# someone plz help



## Guest (Oct 6, 2002)

I have a 1998 Nissan Altima GXE. What is the easiest way to add hp, and without tons of money. I'm looking for a 10-25HP boost. Can anyone direct me to some websites, or any products from personal experience?

Thanks,

Tony


----------



## Slurppie (Oct 15, 2002)

Depending on your budget, simple bolts on should eventually net you at least 10hp. Now days, just about every manufactorer supports 93-01 Altimas. Maybe search using the keywords Nissan Altima Performance Products or variations of that and see what you find. Good Luck


----------



## 01LTD (Sep 28, 2002)

I'd go with a CAI by PlaceRacing. It should be about $210.


----------



## ALTYHOLIC (Oct 19, 2002)

01LTD said:


> *I'd go with a CAI by PlaceRacing. It should be about $210. *


Speaking from experience, eh?


----------



## 01LTD (Sep 28, 2002)

ALTYHOLIC said:


> *Speaking from experience, eh? *



Oh yeah.. Call me back. I'm bored.


----------



## ALTYHOLIC (Oct 19, 2002)

01LTD said:


> *Oh yeah.. Call me back.
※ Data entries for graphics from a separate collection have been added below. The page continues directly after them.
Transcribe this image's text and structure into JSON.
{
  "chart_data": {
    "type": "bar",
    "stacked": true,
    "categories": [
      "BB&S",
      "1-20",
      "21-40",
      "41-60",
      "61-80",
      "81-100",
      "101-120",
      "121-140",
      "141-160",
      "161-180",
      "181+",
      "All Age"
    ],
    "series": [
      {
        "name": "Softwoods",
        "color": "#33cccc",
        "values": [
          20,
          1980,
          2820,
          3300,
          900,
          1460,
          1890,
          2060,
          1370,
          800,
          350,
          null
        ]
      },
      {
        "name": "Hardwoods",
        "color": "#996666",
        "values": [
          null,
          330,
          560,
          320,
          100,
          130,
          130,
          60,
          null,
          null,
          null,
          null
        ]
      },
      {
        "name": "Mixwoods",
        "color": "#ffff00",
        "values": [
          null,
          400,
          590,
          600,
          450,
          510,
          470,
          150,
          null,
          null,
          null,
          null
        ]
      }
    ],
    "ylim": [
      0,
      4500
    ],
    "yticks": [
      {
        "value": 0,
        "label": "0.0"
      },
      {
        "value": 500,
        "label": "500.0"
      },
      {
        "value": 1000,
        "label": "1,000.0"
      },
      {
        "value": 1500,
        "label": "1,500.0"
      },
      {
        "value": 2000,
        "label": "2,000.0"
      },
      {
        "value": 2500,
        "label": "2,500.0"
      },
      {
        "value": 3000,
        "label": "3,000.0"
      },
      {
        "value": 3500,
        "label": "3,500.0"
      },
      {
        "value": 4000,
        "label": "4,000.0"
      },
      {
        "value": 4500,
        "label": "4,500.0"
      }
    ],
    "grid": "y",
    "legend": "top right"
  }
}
I'm bored. *


You've got mail!!!


----------



## 01LTD (Sep 28, 2002)

I got it.


----------



## Guest (Oct 21, 2002)

*YOU GUYS ROCK!*

THanks a ton guys!


----------



## Guest (Nov 14, 2002)

for more info, Altimas.net is your best bet, but i like this site.

brings the nissans together.


----------